- SourceAnalysis, statistics on which channel did those twitter come from.
- UserAnalysis, analysis the most Active user, the most Popular user, etc. (top 10 ,etc.)
- TopicAnalysis, Statistics on what's the most hot topic going on the twitter.(top 10,etc.)
- Follow the struction on https://github.com/nathanmarz/storm/wiki/Setting-up-a-Storm-cluster to set up a storm cluster;
- Configure your execution environment: copy the the jar files specified in the .classpath file to your $STORM_HOME/lib;
- run command:
storm jar target/twitterStreamAnalysis-0.0.1-SNAPSHOT.jar TwttrStrmAnlyst.StreamAnalysisTopo twitterStream
this program will download twitter messages form Twitter stream API, and save to this folder named "YYYY-MM-DD-HH", means that it will generate each file for each hour.
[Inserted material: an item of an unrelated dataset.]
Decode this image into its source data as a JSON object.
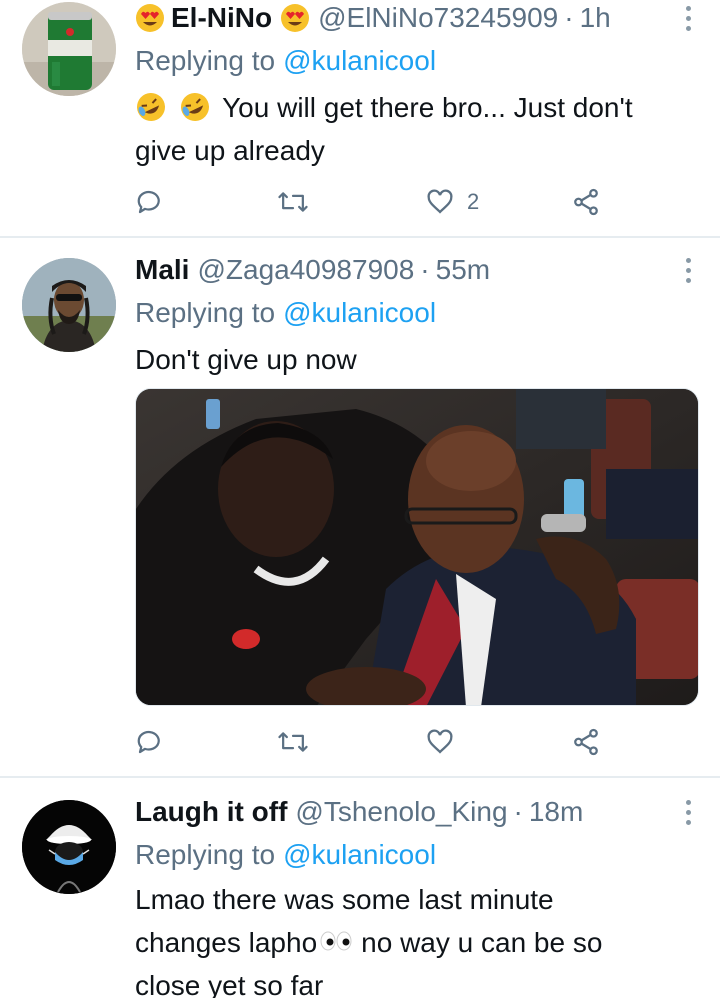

- At the same time , this program will generation 2-minute intervaled "mostActive","mostPopular" user statistics in this folder.
- If your country or district was blocked to access facebook, twitter, youtobu and other web medias, you need to follow the instructions to circumvention the firewall of your ISP provider. (It made me a lot trouble since twitter was offically blocked by Chinese government for political reasons. However I managed to start a VM on Amazon EC2 in Tokyo.)
- A real time running storm cluster control panel can be reviewed from: http://54.248.240.232:8080/
- A visualized view of the statistics can be found : http://210.75.252.106:8888/twitterAnalysis/ (compatible with Chrome & Firefox)